Compared to what entwined

her mind before the test, 

before the raw achievement

pat, secure—oh, such bounty 

to be lived, yet untasted,

undefined—all the rest…

Gay Patterson

GAY PATTERSON
September 22, 1948 – June 12, 2019

Website

Artist statement

What can I say – shift happens.  Even if I start a painting with an idea in mind, I try to put it on idle and let it evolve by discovery rather than any pre-conceived narrative.  Over decades, I seem to have embedded notions of ephemerality, motion and the constant of change in my work.  I’m not sure if I’m trying to understand mutability, nail it down or accept it, but it is a primal state of life, and so very beautiful.    

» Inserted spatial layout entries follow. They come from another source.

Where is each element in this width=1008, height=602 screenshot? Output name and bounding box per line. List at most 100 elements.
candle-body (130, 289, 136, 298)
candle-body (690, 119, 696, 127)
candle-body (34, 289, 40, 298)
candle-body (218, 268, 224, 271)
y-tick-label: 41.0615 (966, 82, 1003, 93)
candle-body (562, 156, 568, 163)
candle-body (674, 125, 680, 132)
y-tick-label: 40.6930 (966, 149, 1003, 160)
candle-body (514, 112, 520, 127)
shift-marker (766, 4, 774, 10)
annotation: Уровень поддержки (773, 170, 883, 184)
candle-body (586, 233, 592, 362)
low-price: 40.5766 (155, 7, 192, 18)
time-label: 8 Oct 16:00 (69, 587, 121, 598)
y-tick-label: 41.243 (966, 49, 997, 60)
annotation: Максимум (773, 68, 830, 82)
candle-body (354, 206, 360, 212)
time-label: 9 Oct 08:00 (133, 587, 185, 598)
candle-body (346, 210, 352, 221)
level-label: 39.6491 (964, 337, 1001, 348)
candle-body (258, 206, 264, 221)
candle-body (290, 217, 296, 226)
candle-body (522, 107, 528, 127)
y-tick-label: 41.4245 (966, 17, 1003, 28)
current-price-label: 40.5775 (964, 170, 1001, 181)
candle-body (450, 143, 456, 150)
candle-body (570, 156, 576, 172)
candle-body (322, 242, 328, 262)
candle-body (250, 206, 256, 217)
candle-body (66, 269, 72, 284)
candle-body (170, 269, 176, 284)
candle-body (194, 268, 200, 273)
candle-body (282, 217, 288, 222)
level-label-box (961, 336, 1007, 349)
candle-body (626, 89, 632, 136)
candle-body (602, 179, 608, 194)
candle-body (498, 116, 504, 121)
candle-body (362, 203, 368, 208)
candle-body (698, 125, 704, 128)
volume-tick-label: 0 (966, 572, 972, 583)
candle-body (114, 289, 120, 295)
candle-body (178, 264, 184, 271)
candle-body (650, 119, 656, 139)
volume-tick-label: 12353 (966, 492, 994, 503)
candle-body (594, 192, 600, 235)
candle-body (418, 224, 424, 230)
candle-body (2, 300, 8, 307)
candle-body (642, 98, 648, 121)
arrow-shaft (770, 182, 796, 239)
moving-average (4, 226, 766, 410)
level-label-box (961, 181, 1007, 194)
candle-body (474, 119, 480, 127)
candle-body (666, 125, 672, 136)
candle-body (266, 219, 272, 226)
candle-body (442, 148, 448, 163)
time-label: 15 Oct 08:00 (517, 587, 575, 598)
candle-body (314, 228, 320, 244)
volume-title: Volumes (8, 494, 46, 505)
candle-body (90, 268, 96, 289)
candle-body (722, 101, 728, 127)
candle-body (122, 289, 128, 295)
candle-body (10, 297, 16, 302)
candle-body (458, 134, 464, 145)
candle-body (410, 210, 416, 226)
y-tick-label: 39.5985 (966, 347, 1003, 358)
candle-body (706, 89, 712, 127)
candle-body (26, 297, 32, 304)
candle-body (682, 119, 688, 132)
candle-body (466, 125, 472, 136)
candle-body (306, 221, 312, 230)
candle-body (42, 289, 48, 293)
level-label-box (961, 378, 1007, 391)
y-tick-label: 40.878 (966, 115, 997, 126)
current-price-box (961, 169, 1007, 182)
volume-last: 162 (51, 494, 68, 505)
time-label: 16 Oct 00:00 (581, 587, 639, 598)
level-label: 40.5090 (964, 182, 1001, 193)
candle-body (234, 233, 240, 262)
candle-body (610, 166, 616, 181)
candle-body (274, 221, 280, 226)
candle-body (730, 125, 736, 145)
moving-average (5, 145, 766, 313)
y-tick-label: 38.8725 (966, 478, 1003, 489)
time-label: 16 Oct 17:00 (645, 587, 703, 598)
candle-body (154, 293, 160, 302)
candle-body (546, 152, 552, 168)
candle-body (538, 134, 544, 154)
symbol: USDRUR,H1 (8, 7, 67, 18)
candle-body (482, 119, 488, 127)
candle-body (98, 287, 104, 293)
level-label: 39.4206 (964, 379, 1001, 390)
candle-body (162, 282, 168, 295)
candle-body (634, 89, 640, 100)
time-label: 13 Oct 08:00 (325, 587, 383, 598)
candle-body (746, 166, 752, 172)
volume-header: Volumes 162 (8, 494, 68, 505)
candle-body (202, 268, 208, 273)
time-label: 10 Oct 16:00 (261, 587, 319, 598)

What you see, feel and think depends on just how you approach everything, including art. In looking at a painting, no part exists in isolation but alters in relationship to what it is next to, where it is viewed from, what the quality of light is and every experience you bring along.  Recently I’ve been using reflective mica powder and interference pigments on a black ground to create a dynamic space where what you see shifts as you change your viewing angle so that there isn’t one fixed reality.  Rather than taking a quick glance and thinking you’ve got it, giving it another look from a different perspective can expand depth, richness of meaning and impact.  One of the best things art can do is open you up to curiosity and suspension of judgment, and make you take another, deeper look at the world around you. 

15 Replies to “Enough for Dreaming: Gay Patterson”

  1. colleen burke says:

    Deborah. I am so sorry for this loss. Please heal in Santa Fe and at hands of Jill. This Slow Muse is such touching tribute.

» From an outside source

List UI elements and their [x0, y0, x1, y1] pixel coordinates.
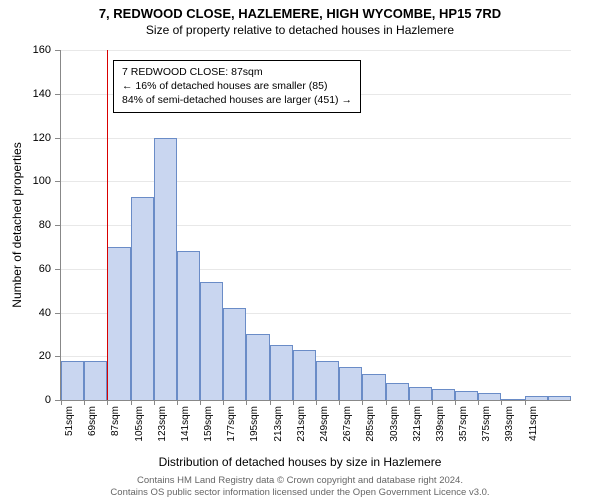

    1. deborahbarlow says:

      Thank you Colleen. I so appreciate your words.

  2. Deborah, I can feel your heart both ache and sing in this beautiful post. What honoring words, and what a heartfelt remembering of your friend Gay. That ‘tidy boat for two’ still sails, as you know, with destinations yet to be revealed. I know your deep navigation skills will see it to the places it needs to go. Much love to you, and much gratitude for privilege of knowing you.

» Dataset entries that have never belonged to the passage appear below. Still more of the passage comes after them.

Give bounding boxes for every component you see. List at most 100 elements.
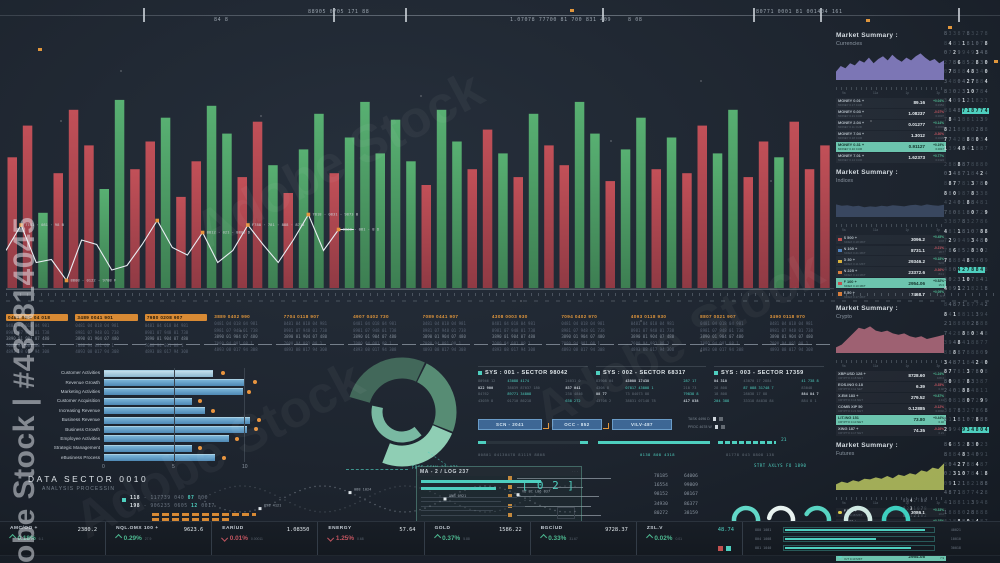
task-row[interactable]: PROC 4678 W [688,425,725,429]
metric-list-row[interactable]: 78185 64006 [508,474,708,483]
metric-list-row[interactable]: 34930 86377 [508,502,708,511]
market-row[interactable]: LIT.ING 151 CRYPTO 0.10 NET 73.80 +0.44% 0.3… [836,414,946,425]
price-bar-up [160,117,171,288]
line-marker [19,223,23,227]
market-row[interactable]: EOS.ING 0.18 CRYPTO 0.11 NET 6.39 -0.35% 0.0… [836,382,946,392]
menu-dots-icon[interactable]: · · · [571,469,578,474]
table-column[interactable]: 7704 0118 907 0481 04 018 04 981 8981 07 9… [284,314,346,364]
sparkle-dot [870,120,872,122]
ticker-tick [602,8,604,22]
market-row[interactable]: MONEY 2.04 + MONEY 0.11 CUR 0.01277 +0.14% 0… [836,120,946,130]
business-metrics-chart[interactable]: Customer Activities Revenue Growth Marketi… [28,368,274,470]
hbar-row[interactable]: eBusiness Process [28,453,274,462]
table-column[interactable]: 3489 0041 901 0481 04 018 04 981 8981 07 9… [75,314,138,364]
ticker-segment[interactable]: ENERGY 57.64 1.25% 0.68 [318,522,425,555]
table-column[interactable]: 4308 0003 930 0481 04 018 04 981 8981 07 9… [492,314,554,364]
table-column[interactable]: 3490 0118 970 0481 04 018 04 981 8981 07 9… [770,314,832,364]
wave-dot [484,511,486,513]
table-column[interactable]: 7089 0441 907 0481 04 018 04 981 8981 07 9… [423,314,485,364]
market-row[interactable]: MONEY 7.01 + MONEY 0.14 CUR 1.62373 +0.77% 0… [836,153,946,163]
market-row[interactable]: F 100 + INDEX 0.10 MKT 2954.06 +0.52% 15.3 [836,278,946,289]
table-column[interactable]: 4907 0402 730 0481 04 018 04 981 8981 07 9… [353,314,415,364]
ticker-progress-row[interactable]: 880 1081 40021 [755,525,990,534]
table-column[interactable]: 4093 0118 930 0481 04 018 04 981 8981 07 9… [631,314,693,364]
id-badge-button[interactable]: SCN - 2041 [478,419,542,430]
checkbox-icon[interactable] [719,417,723,421]
ticker-segment[interactable]: EAR/UD 1.08350 0.01% 0.00011 [212,522,319,555]
checkbox-icon[interactable] [714,425,719,429]
ticker-progress-row[interactable]: 881 1040 30018 [755,543,990,552]
sys-panel-1[interactable]: SYS : 001 - SECTOR 98042 80946 12 43088 41… [478,366,588,404]
table-column[interactable]: 8807 0021 907 0481 04 018 04 981 8981 07 9… [700,314,762,364]
allocation-donut-chart[interactable] [330,356,480,468]
checkbox-icon[interactable] [712,417,717,421]
market-panel-indices[interactable]: Market Summary : Indices 9a 11a 1p 3p S 500 + I… [836,169,946,300]
matrix-digit: 4 [962,340,967,347]
market-row[interactable]: S 500 + INDEX 0.18 MKT 3096.2 +0.45% 13.8 [836,235,946,245]
hbar-row[interactable]: Customer Acquisition [28,396,274,405]
progress-bar [478,441,588,444]
ma-log-panel[interactable]: MA - 2 / LOG 237 · · · [ 0 2 ] [416,466,582,524]
market-row[interactable]: N 225 + INDEX 0.14 MKT 23372.6 -0.36% 84.1 [836,267,946,277]
metric-list-row[interactable]: 80272 38159 [508,511,708,520]
matrix-digit: 8 [953,359,958,366]
metric-list-row[interactable]: 16554 99809 [508,483,708,492]
table-column[interactable]: 7094 0402 970 0481 04 018 04 981 8981 07 9… [561,314,623,364]
hbar-row[interactable]: Strategic Management [28,443,274,452]
hbar-fill [104,388,243,396]
market-row[interactable]: XBP.USD 128 + CRYPTO 0.18 NET 8728.60 +1.24… [836,371,946,381]
matrix-digit: 1 [953,417,958,424]
metric-list-row[interactable]: 98152 08167 [508,492,708,501]
market-row[interactable]: XING 187 + CRYPTO 0.17 NET 74.35 -0.28% 0.21 [836,426,946,436]
market-row[interactable]: D 30 + INDEX 0.11 MKT 29346.2 +0.18% 52.6 [836,256,946,266]
ticker-segment[interactable]: NQL.OMX 100 +9623.6 0.29% 27.9 [106,522,213,555]
sys-panel-2[interactable]: SYS : 002 - SECTOR 68317 83908 04 43088 17… [596,366,706,404]
market-row[interactable]: MONEY 7.04 + MONEY 0.18 CUR 1.3012 -0.30% 0.… [836,131,946,141]
wave-dot [524,499,526,502]
ticker-segment[interactable]: BGC/UD 9728.37 0.33% 31.67 [531,522,637,555]
bullet-icon [508,512,512,517]
table-column[interactable]: 0481 SEC 04 018 0481 04 018 04 981 8981 07… [6,314,69,364]
matrix-digit: 8 [957,499,963,506]
matrix-digit: 7 [966,490,972,497]
main-bar-chart[interactable]: 7781 · 081 · 98 B 8808 · 0122 · 9788 F 881… [6,86,834,290]
market-row[interactable]: COMB XIP 50 CRYPTO 0.21 NET 0.12885 -0.12% 0… [836,404,946,414]
market-row[interactable]: MONEY 0.03 + MONEY 0.21 CUR 1.08237 -0.07% 0… [836,109,946,119]
hbar-row[interactable]: Business Growth [28,424,274,433]
market-row[interactable]: X.EM 183 + CRYPTO 0.14 NET 279.52 +0.87% 2.4… [836,393,946,403]
ticker-segment[interactable]: GOLD 1586.22 0.37% 5.88 [425,522,531,555]
market-panel-crypto[interactable]: Market Summary : Crypto 9a 11a 1p 3p XBP.USD 1… [836,305,946,436]
table-column-header: 0481 SEC 04 018 [6,314,69,321]
price-bar-up [574,101,585,289]
matrix-digit: 8 [984,228,990,235]
wave-dot [214,491,216,494]
matrix-digit: 8 [957,378,963,385]
task-row[interactable]: TASK 4496 D [688,417,723,421]
table-column[interactable]: 3889 0402 990 0481 04 018 04 981 8981 07 9… [214,314,276,364]
sys-panel-3[interactable]: SYS : 003 - SECTOR 17359 84 318 43070 17 2… [714,366,824,404]
id-badge-button[interactable]: VILV-487 [612,419,672,430]
matrix-digit: 7 [948,369,954,376]
market-row[interactable]: N 100 + INDEX 0.21 MKT 8731.1 -0.21% 18.7 [836,246,946,256]
market-row[interactable]: E 50 + INDEX 0.17 MKT 7468.7 +0.09% 6.7 [836,289,946,299]
hbar-row[interactable]: Revenue Growth [28,377,274,386]
ticker-progress-row[interactable]: 804 1008 10010 [755,534,990,543]
hbar-row[interactable]: Increasing Revenue [28,406,274,415]
id-badge-button[interactable]: OCC - 852 [552,419,602,430]
market-row[interactable]: MONEY 0.31 + MONEY 0.10 CUR 0.91127 +0.19% 0… [836,141,946,152]
matrix-digit: 8 [975,146,981,153]
hbar-row[interactable]: Employee Activities [28,434,274,443]
ticker-segment[interactable]: ZSL.V 48.74 0.02% 0.01 [637,522,743,555]
matrix-digit: 9 [962,50,967,57]
ticker-segment[interactable]: AMC/OO +2380.2 0.18% 6.1 [0,522,107,555]
table-column[interactable]: 7980 0208 907 0481 04 018 04 981 8981 07 9… [144,314,208,364]
hbar-row[interactable]: Business Revenue [28,415,274,424]
checkbox-icon[interactable] [721,425,725,429]
market-panel-currencies[interactable]: Market Summary : Currencies 9a 11a 1p 3p MONEY… [836,32,946,163]
market-row-name: D 30 + [843,256,856,262]
ticker-flag-squares [717,538,734,556]
market-row[interactable]: MONEY 0.01 + MONEY 0.17 CUR 89.16 +0.04% 0.0… [836,98,946,108]
matrix-digit: 4 [948,40,954,47]
hbar-row[interactable]: Marketing Activities [28,387,274,396]
hbar-row[interactable]: Customer Activities [28,368,274,377]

    1. deborahbarlow says:

      Thank you Bev for your reminder the boat sails on…I so appreciate our connection these last few years. It has been sustaining and inspiring to me.

  3. This is a beautiful, and soulful tribute to Gay. It is lovely in how effortlessly it sums up your (and by implication, many of our) connections. Your post gives value to these deep, connecting threads. Thank you.

    1. deborahbarlow says:

      Karen, Thank you. How the world changes in one lifetime…xoxo

  4. Rebecca Salt says:

    Debar,
    Your written tribute to Gay is a eulogy that will sound long after the uttered words at a memorial. Thank you for sharing this remarkable woman with each of us.
    Where can White Orchid be viewed?

    1. deborahbarlow says:

      Thank you for this. White Orchid can be seen on her website. The link is included in the post.

  5. Beautiful Deborah. Thank you for sharing so poignantly. Blessed to receive the weight of light through your writing xox

    1. deborahbarlow says:

      Thank you Suzanne my intrepid cotraveler.

  6. Tracey Buxton says:

    Hi Deborah. I have been receiving your musings for some time and just wanted to extend my gratitude for all that you share. Travel safe.

    1. deborahbarlow says:

      Thank you Tracey.

  7. Deborah, thank you for this beautiful tribute.

  8. Steven Wilson says:

    Deborah,
    Thank you so much for your beautiful words. I am not an artist, but Gay and I grew up on the same street on Iowa. Our parents were best friends. She was the artist and I was the athlete. After school we went our separate ways, but every so often we would reconnect. She was a very private person, and I was always proud to be considered one of her friends. I did get to meet her for lunch in Santa Fe just a few months ago, at a restaurant she liked just down the road from her house. We had a great visit, but I now realize it was not long enough. I will never get another. I shall miss her dearly. But your words do give me great comfort. Thank you.

    1. deborahbarlow says:

      Steve, This message means so much. Thank you for showing up and being part of the remembrance that I posted here. She is such an exceptional artist and human being. Is and always will be. I honor her work and her life.